The springs were dry, but plenty of green ferns marked the location.



Here we said farewell to the trail (which continued on to who knows where) and scrambled a quarter-mile upslope to the peak. Naturally we selected a route with some thick bushes.



The summit contained a narrow class 3 block which provided some bonus fun.



Finally I was feeling some fatigue. It was 12pm. So we ate lunch before starting up again.

The next goal was Lookout Point (7920'), even further west about 1.3 miles from Peak 8015'. We dropped down from the summit and began swinging around the headwall of Deer Creek. Many trees and stumps had been marked with blue paint in this logging area.



We mostly followed rough logging roads to a junction with the Lookout Point Road. Then it was a short scramble to the Point.



Now this was a pretty grand view, enabling us to look fifty miles southwestward to Saddleback.



Next we took the Lookout Point Road north to the Lodgepole Trail, which is named for a popular landmark, the 400-year old Champion Lodgepole Pine.





The tree sits at the heart of a central trail junction along Siberia Creek. A large trunk had been shaped into a chair.



While Dima enjoyed his mighty throne, I snapped pictures of less significant objects.





We then switched over to the Siberia Creek Trail and followed it westward.



The muddy, trailside creekbed still held a few small pools. A spring at 7550' flowed weakly across the path. We were aiming for a ridge that would direct us to Bluff Benchmark (7694'). At 0.7 miles from the Champion Lodgepole, a yellow, triangular post marked the ridge.



We then followed cairns upward through the rocks and trees.

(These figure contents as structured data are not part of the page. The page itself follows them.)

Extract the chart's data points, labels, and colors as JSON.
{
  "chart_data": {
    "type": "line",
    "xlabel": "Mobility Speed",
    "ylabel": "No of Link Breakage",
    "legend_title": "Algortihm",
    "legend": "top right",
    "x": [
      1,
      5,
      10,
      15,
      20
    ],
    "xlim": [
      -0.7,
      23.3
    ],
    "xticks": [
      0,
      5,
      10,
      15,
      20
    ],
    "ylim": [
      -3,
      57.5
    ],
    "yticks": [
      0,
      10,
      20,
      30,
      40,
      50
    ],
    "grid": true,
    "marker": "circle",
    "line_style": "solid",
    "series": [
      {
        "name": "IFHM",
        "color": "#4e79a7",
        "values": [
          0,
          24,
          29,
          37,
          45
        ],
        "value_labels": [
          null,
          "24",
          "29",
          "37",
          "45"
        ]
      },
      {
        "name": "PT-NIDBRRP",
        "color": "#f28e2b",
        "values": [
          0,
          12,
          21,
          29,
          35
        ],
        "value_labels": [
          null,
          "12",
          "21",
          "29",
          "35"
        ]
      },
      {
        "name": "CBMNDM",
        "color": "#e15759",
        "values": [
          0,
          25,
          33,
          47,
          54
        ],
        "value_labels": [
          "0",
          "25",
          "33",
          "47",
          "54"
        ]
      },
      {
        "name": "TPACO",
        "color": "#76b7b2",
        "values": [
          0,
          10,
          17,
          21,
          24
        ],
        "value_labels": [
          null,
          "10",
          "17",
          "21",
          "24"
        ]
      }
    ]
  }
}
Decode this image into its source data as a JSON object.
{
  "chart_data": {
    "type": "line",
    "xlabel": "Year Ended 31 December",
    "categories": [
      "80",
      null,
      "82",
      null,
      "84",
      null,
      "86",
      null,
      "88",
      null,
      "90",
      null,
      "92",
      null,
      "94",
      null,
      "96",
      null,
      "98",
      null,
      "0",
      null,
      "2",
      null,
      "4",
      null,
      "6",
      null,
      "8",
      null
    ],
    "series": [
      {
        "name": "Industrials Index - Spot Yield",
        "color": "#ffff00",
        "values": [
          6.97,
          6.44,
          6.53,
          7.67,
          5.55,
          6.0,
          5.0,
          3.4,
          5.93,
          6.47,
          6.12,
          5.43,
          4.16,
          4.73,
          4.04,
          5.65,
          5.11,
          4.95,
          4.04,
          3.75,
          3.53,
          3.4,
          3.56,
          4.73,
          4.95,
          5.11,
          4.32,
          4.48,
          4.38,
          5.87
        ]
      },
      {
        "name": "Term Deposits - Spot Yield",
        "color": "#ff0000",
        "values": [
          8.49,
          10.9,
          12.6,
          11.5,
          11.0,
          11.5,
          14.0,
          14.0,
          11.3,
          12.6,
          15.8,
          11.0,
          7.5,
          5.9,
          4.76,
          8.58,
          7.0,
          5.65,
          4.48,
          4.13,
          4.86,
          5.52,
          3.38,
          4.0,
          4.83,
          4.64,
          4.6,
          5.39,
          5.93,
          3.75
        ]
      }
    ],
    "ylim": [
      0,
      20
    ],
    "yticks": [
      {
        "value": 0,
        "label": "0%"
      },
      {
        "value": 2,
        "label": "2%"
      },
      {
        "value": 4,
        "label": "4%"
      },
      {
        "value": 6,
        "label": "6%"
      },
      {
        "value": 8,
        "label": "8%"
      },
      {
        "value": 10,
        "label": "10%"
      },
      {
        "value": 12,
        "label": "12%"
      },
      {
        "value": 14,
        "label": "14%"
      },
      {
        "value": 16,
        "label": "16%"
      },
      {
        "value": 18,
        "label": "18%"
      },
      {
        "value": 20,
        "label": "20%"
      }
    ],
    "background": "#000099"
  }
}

It was a little difficult to distinguish false bumps from the one we wanted. But Dima had GPS tracking on his phone, and when we got close to the spot, we started looking around. With some luck, I noticed a reference mark on a boulder at eye-level. It pointed us to the correct outcropping.





Interestingly, the cairns did not appear to be for the benchmark, as they continued on past the site.

Done with the benchmark, we backtracked to the Champion Lodgepole and checked out nearby Bluff Lake.



Several people were wandering around the lake trails. A little girl showed Dima a frog she had caught. I filled up a bottle with the green, pond scum water. A couple asked if was going to drink it, and I explained that it was only a backup and that I would treat it first. Thankfully, though, during the five-mile fire road return to the car, we found much better water in Metcalf Creek, and I was not forced to consume the green slime.

I was, however, compelled to consume large quantities of pizza and chicken wings once we cruised into the village after finishing our 17-mile adventure.